The cost of redundancy, the price of reliability

To combat this unpredictability, today’s thermal system engineers build margin and redundancy into their designs. Spacecraft in particular are crafted with multiple layers of backup systems as insurance policies against on-orbit failure.

Redundancy and margin aren’t free, however; they come with increased mass and cost for most systems. Because of the unpredictability of how traditional thermal interface materials such as thermal grease, liquid silicone rubber, gap pads, or graphite degrade over time, thermal engineers must typically incorporate margins of 30 percent or more into their designs – what Spears calls the “belt and suspenders” approach. Traditional liquid and pad materials suffer from migration and plastic deformation and will always degrade due to basic physics – posing a high cost to the system.

“We are disrupting that thought process with science and showing that you don’t need all that margin if you have a predictable thermal system and materials that do not degrade or fail,” said Spears. “When system architects use our product, the Carbice Pad, they can eliminate that 30-percent margin because our product provides predictable thermal performance for life. No spacecraft or mission-critical system will ever fly or operate with zero redundancy or design margin, but reducing it will provide increased system capability and reliable performance over the life of mission-critical systems.”
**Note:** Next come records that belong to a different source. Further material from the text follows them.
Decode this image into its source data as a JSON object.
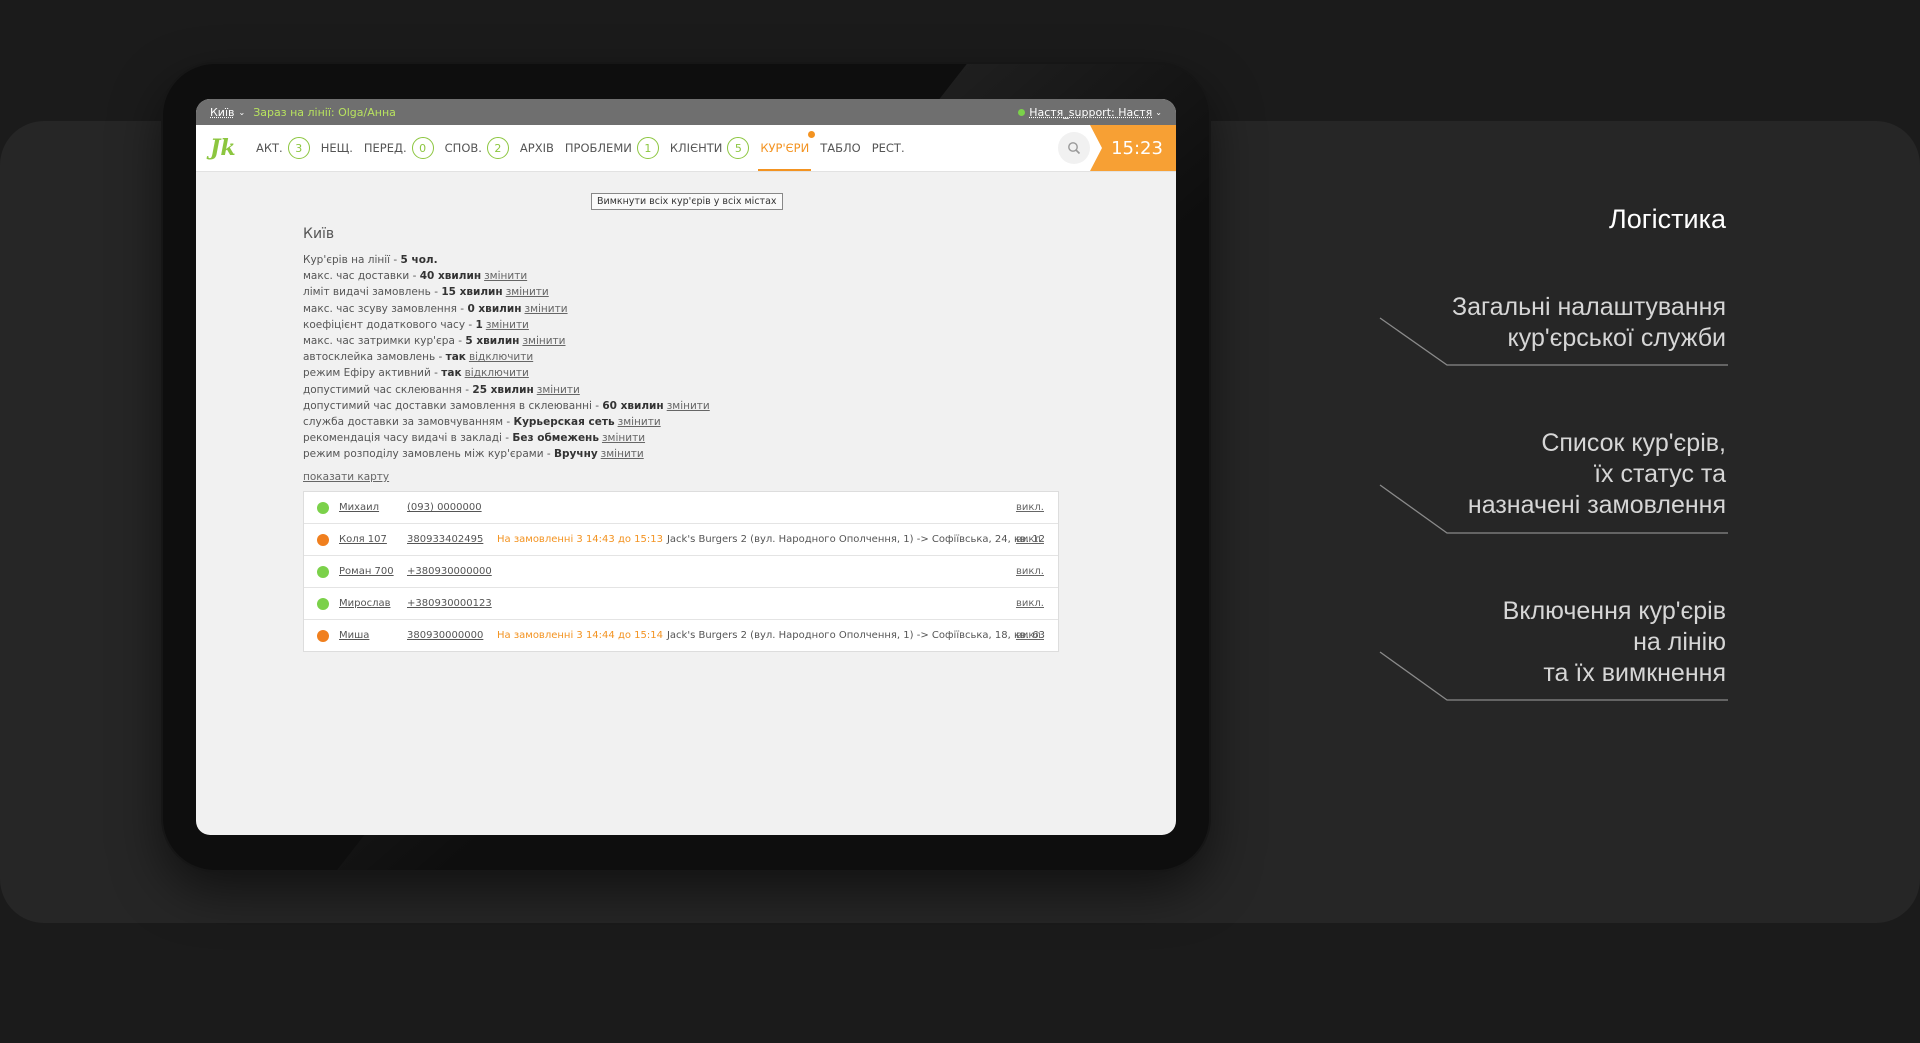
{
  "app": {
    "city": "Київ",
    "online_label": "Зараз на лінії: Olga/Анна",
    "user": "Настя_support: Настя",
    "clock": "15:23"
  },
  "nav": [
    {
      "label": "АКТ.",
      "count": "3"
    },
    {
      "label": "НЕЩ.",
      "count": null
    },
    {
      "label": "ПЕРЕД.",
      "count": "0"
    },
    {
      "label": "СПОВ.",
      "count": "2"
    },
    {
      "label": "АРХІВ",
      "count": null
    },
    {
      "label": "ПРОБЛЕМИ",
      "count": "1"
    },
    {
      "label": "КЛІЄНТИ",
      "count": "5"
    },
    {
      "label": "КУР'ЄРИ",
      "count": null,
      "active": true
    },
    {
      "label": "ТАБЛО",
      "count": null
    },
    {
      "label": "РЕСТ.",
      "count": null
    }
  ],
  "page": {
    "disable_all_button": "Вимкнути всіх кур'єрів у всіх містах",
    "city_title": "Київ",
    "show_map": "показати карту"
  },
  "settings": [
    {
      "label": "Кур'єрів на лінії - ",
      "value": "5 чол.",
      "action": ""
    },
    {
      "label": "макс. час доставки - ",
      "value": "40 хвилин",
      "action": "змінити"
    },
    {
      "label": "ліміт видачі замовлень - ",
      "value": "15 хвилин",
      "action": "змінити"
    },
    {
      "label": "макс. час зсуву замовлення - ",
      "value": "0 хвилин",
      "action": "змінити"
    },
    {
      "label": "коефіцієнт додаткового часу - ",
      "value": "1",
      "action": "змінити"
    },
    {
      "label": "макс. час затримки кур'єра - ",
      "value": "5 хвилин",
      "action": "змінити"
    },
    {
      "label": "автосклейка замовлень - ",
      "value": "так",
      "action": "відключити"
    },
    {
      "label": "режим Ефіру активний - ",
      "value": "так",
      "action": "відключити"
    },
    {
      "label": "допустимий час склеювання - ",
      "value": "25 хвилин",
      "action": "змінити"
    },
    {
      "label": "допустимий час доставки замовлення в склеюванні - ",
      "value": "60 хвилин",
      "action": "змінити"
    },
    {
      "label": "служба доставки за замовчуванням - ",
      "value": "Курьерская сеть",
      "action": "змінити"
    },
    {
      "label": "рекомендація часу видачі в закладі - ",
      "value": "Без обмежень",
      "action": "змінити"
    },
    {
      "label": "режим розподілу замовлень між кур'єрами - ",
      "value": "Вручну",
      "action": "змінити"
    }
  ],
  "couriers": [
    {
      "name": "Михаил",
      "phone": "(093) 0000000",
      "status_color": "#7bd14a",
      "order_time": "",
      "order_addr": "",
      "off": "викл."
    },
    {
      "name": "Коля 107",
      "phone": "380933402495",
      "status_color": "#f07f1e",
      "order_time": "На замовленні 3 14:43 до 15:13",
      "order_addr": "Jack's Burgers 2 (вул. Народного Ополчення, 1) -> Софіївська, 24, кв. 12",
      "off": "викл."
    },
    {
      "name": "Роман 700",
      "phone": "+380930000000",
      "status_color": "#7bd14a",
      "order_time": "",
      "order_addr": "",
      "off": "викл."
    },
    {
      "name": "Мирослав",
      "phone": "+380930000123",
      "status_color": "#7bd14a",
      "order_time": "",
      "order_addr": "",
      "off": "викл."
    },
    {
      "name": "Миша",
      "phone": "380930000000",
      "status_color": "#f07f1e",
      "order_time": "На замовленні 3 14:44 до 15:14",
      "order_addr": "Jack's Burgers 2 (вул. Народного Ополчення, 1) -> Софіївська, 18, кв. 63",
      "off": "викл."
    }
  ],
  "annotations": {
    "title": "Логістика",
    "items": [
      {
        "lines": [
          "Загальні налаштування",
          "кур'єрської служби"
        ]
      },
      {
        "lines": [
          "Список кур'єрів,",
          "їх статус та",
          "назначені замовлення"
        ]
      },
      {
        "lines": [
          "Включення кур'єрів",
          "на лінію",
          "та їх вимкнення"
        ]
      }
    ]
  },
  "colors": {
    "accent_green": "#8cc63f",
    "accent_orange": "#f39321"
  }
}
The solution is aligned carbon nanotube interface technology

The Carbice thermal solution vertically aligns billions of carbon nanotubes to form a highway for heat to move from the hot side of systems to the cold. The result is unlike any solid, liquid, or phase-change material otherwise available.

When carbon nanotubes are aligned they become one of the most efficient conductors of heat ever developed. (Image: Courtesy of Carbice.)

Carbice nanotubes flex when compressed by temperature-induced expansion, mechanical stress from assembly, shock, or vibration. When the compressive load decreases, they rebound and maintain surface contact. This prevents air gaps that form with conventional thermal interface materials (TIMs); thermal performance is thus both more predictable and more consistent.

The Carbice Pad is simply manufactured with essentially three material inputs: waste carbon, aluminum foil, and hydrogen. With those elements, Carbice “grows” a vertically oriented, covalently anchored carbon nanotube forest on both sides of an aluminum substrate.

“What’s revolutionary about the accomplishment of Carbice CEO and Founder Dr. Baratunde Cola is that he not only created this carbon nanotube form factor, he created it at scale,” said Spears. “The Carbice product is produced in a 23,000 square-foot-manufacturing facility in Atlanta, GA. We have the current capacity to produce Carbice Pad for the entire U.S. space ecosystem. In developing the manufacturing process, Dr. Cola was very prescriptive and intentional about designing the Carbice thermal solution for mass production and scale. As a result, production and lead times are as fast as a few days.”

The Carbice Pad is a fully tailored, cost-neutral drop-in replacement thermal systems solution that does not require re-architecting current space, terrestrial, or computing systems.

The demand signal

The demand signal from the government is clear in roadmaps like the 2024 NDAA. JADC2 and all-domain operations linked by JADC2 will require industry to step forward with power consumption and heat dissipation solutions to enable the connected battlespace. Carbice has helped to address the heat dissipation challenge with the development of aligned carbon nanotube interface technology and the Carbice Pad.

“Carbice is not a project or a product development effort,” said Spears. “It’s TRL9 qualified, flying today, and is delivered from our AS9100D-certified manufacturing facility.”

The product is currently flying on orbit with numerous companies that support both commercial and national security space, including RTX Blue Canyon, Rocket Labs, Maxar, and Capella Space.